I'm writing this stuck on an Amtrak train outside Kelso, Washington. On my way from Portland to Seattle. I didn't want to leave Portland but I have to work in Seattle tomorrow. The Amtrak engineer just announced "Folks, as you gaze out the windows at the beautiful sunset of our magnificent Pacific Northwest, and imagine the pioneers when they first crossed these magnificent wildflower-covered prairies, trundling across them slowly in their covered wagons, please know that we at Amtrak aim to bring you the same historical experience AT THE SAME SPEED." Yes, there's been another "minor derailment" on the Seattle-Portland line and they're fixing the tracks. As we inch out of Kelso and toward Centralia, I'm now over two hours behind schedule and will miss the gig I'd hoped to play at in Seattle tonight.

What's going on with my Seattle/Portland life? Seattle has just been sinking its claws into me again and it's been unbelievably hard to tear free to get to Portland, WHICH IS WHERE I WANT TO BE. I moved to Portland Wednesday.... the real move, all my stuff and my bicycle and everything... and not 24 hours later had to get on a train and leave again. But money is money, and I used mine all up in Brazil, and the plain dollar truth is that my Portland job doesn't start till August 26 and meanwhile my Seattle jobs keep paying me. VamoLa keeps hiring me; and I'm locked in at the Seattle zoo every Friday and some Saturdays with the raptor program. I love the raptors but I'm terrifically frustrated every Friday by knowing I'm missing Portland's weekly pagode jam, a chance to learn from Amaro's beautiful pandeiro playing, missing a chance to play with Derek, missing a chance to play with Ned and all the others.... missing Donna's fabulous Friday and Saturday dance classes... and worst of all, MISSING LIONS REHEARSALS and MISSING LIONS GIGS. But there's no way around it.

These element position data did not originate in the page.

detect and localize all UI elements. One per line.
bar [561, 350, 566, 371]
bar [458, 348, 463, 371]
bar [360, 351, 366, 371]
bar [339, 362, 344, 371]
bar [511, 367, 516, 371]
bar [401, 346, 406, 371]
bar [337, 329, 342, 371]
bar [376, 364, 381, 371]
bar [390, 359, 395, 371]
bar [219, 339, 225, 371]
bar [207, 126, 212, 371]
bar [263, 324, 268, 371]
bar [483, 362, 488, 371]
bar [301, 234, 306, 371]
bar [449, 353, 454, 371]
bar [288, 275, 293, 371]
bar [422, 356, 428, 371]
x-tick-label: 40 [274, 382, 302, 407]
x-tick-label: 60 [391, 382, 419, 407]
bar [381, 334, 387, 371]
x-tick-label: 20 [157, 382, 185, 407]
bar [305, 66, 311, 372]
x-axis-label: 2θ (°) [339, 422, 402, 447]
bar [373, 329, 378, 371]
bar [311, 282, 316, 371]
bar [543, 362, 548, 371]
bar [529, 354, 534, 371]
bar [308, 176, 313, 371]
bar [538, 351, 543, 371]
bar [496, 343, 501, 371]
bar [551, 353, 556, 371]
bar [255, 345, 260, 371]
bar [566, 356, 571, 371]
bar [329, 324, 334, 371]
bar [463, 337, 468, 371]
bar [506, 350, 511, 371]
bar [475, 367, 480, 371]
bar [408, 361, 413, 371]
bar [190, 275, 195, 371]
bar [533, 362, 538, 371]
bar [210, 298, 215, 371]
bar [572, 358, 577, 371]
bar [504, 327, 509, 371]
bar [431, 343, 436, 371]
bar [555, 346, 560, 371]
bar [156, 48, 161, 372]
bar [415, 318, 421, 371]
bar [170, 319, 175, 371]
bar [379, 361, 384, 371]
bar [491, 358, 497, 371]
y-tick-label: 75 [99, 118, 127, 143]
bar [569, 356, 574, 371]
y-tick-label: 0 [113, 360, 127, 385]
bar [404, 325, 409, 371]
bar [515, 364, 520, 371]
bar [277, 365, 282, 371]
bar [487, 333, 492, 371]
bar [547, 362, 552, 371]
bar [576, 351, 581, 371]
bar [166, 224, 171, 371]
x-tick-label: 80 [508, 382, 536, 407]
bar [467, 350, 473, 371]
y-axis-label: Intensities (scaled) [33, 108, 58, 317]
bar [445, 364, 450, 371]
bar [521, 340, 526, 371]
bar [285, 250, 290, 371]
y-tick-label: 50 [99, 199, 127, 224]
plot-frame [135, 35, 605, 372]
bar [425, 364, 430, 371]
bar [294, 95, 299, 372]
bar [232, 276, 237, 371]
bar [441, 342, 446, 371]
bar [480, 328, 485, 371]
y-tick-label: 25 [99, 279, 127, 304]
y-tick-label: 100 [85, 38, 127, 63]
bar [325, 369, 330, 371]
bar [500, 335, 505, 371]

Every Lions rehearsal I go to costs me $60 in gas and six (or ten) hours in the car. (and that six, or ten, hours, translates to $300 in lost pay from NOAA.) While every VamoLa rehearsal nets me $75 cold cash. And every weekend in Seattle I get offered more gigs - 3 last weekend alone, my personal record. I finally earned my first $100 bill for samba....in Seattle.

The truth is I can't afford to be in Portland right now. But I hate feeling separated from the Lions. I've been so looking forward to playing with them. I made a special trip down, week before last, to go to their Monday rehearsal, only to find it had been cancelled. Then I had to miss last weekend too...(money again. I had $200 in gig offers Sat-Sun-Mon in Seattle; vs. the $60 it would have cost in gas to go to the Lions; and dammit, I just couldn't afford to go to the Lions.)

But it BITES! The Lions are training up some new leaders RIGHT NOW!!!! And I'd been wondering if I could be helpful with that. I am not really a good enough repique player, and the band is intimidating as hell, but I sure know how to cue groups through dance choreography - been doing that since 1993.

I have this weird sensation of a great opportunity slipping through my fingers - not the leading specifically, but just, hanging out with that caliber of players, missing a summer of Lions musicality. Already I can sense valued new friendships faltering because I haven't been giving them enough time.

I guess the simple truth is, I don't live in Portland yet....

Meanwhile I decided, I'll sink $150 into train tickets over the next ten days so that I can catch all four Lions rehearsals over the next two weekends. (well, two rehearsals & two sectionals) $35 per rehearsal. Every last rehearsal I can get to before I go to London. I'll take the train to Seattle just to work raptors, then take the next train right back down early the next morning. So here I am crawling toward Centralia.